TheTopBanana profile image
TheTopBanana

prost8blog.com/2020/04/26/p...

This confused me!

”Second, what about treating a small number of prostate metastases (oligometastatic prostate cancer) in a patient who was treated years ago and now has a rising PSA? Ongoing investigations suggest this might delay the need for hormone therapy in such patients or potentially even cure some of them. ”

Ausi profile image
Ausi in reply toTheTopBanana

This is pretty much my experience, after having a prostatectomy, 10 years ago, then salvage radiation a year later and then ADT/ hormone treatment/ Zoladex about 2 years after, then Enzalutamide and then my first radiation for oligometastes (I had 2 bone mets) about 3 years ago and then 3 more treatments to bone mets again last year. This has, I believe “delayed the need for hormone therapy” or rather and more likely soon, chemo. Although I may choose Zytiga, abiraterone before chemo (sooner or later!).

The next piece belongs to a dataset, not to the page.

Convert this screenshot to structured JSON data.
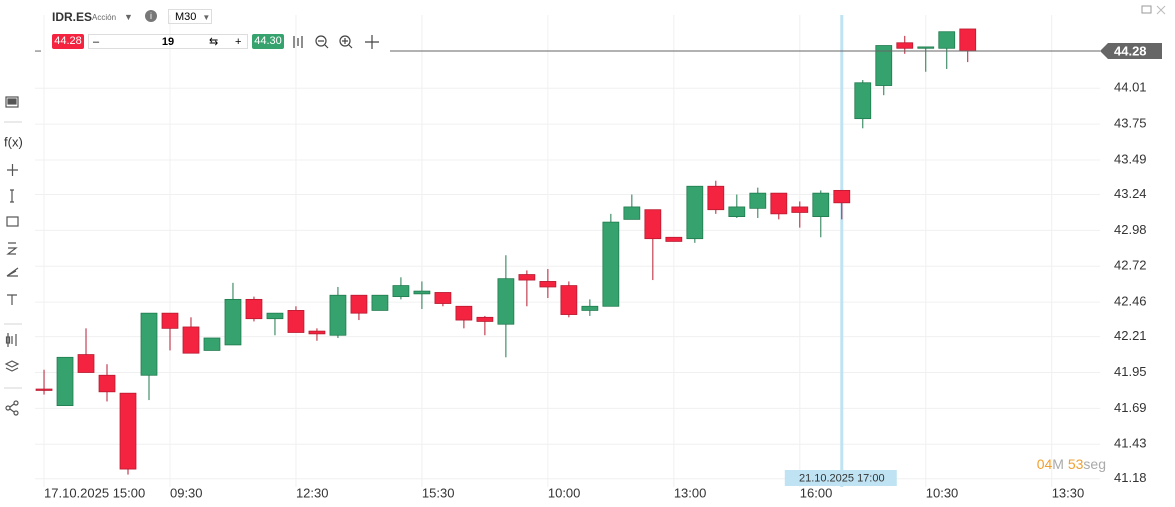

I thought Tall_Allen had a link in his post to a blog he writes which gives a good explanation about radiation. He’s very knowledgeable and well respected on this site. He’s not a fan of radiation, “wacka mole” and may well be right about going straight to hormone therapy, ADT, to clean up all the micro cells.

Stay positive blue cat dog, your Dad’s cancer is probably not curative but there are some here that have gone 20 years with it, and keep in mind, cancer is complex, many respond well to different drugs and treatment and there are more coming off from trials.

Ausi profile image
Ausi

I’ve just read another of your posts bluey, your Dad’s depressed state of mind is common, for me, there was not a day that went by without thinking about when and how. This went on for about 5 years but you tend to accept the situation you are in sooner or later. I’ve avoided the “why me” thought as I know there are kids with cancer and the thought of that is very sad. Losing his wife, your mother, must also be very hard for him. You’re a wonderful loving daughter and he’d appreciate the help you’ve given.

For me, I’m lucky, my wife and I have enjoyed travel, hiking and I like my golf. I hope he can get some interests to take his mind off his situation, family around helps a lot.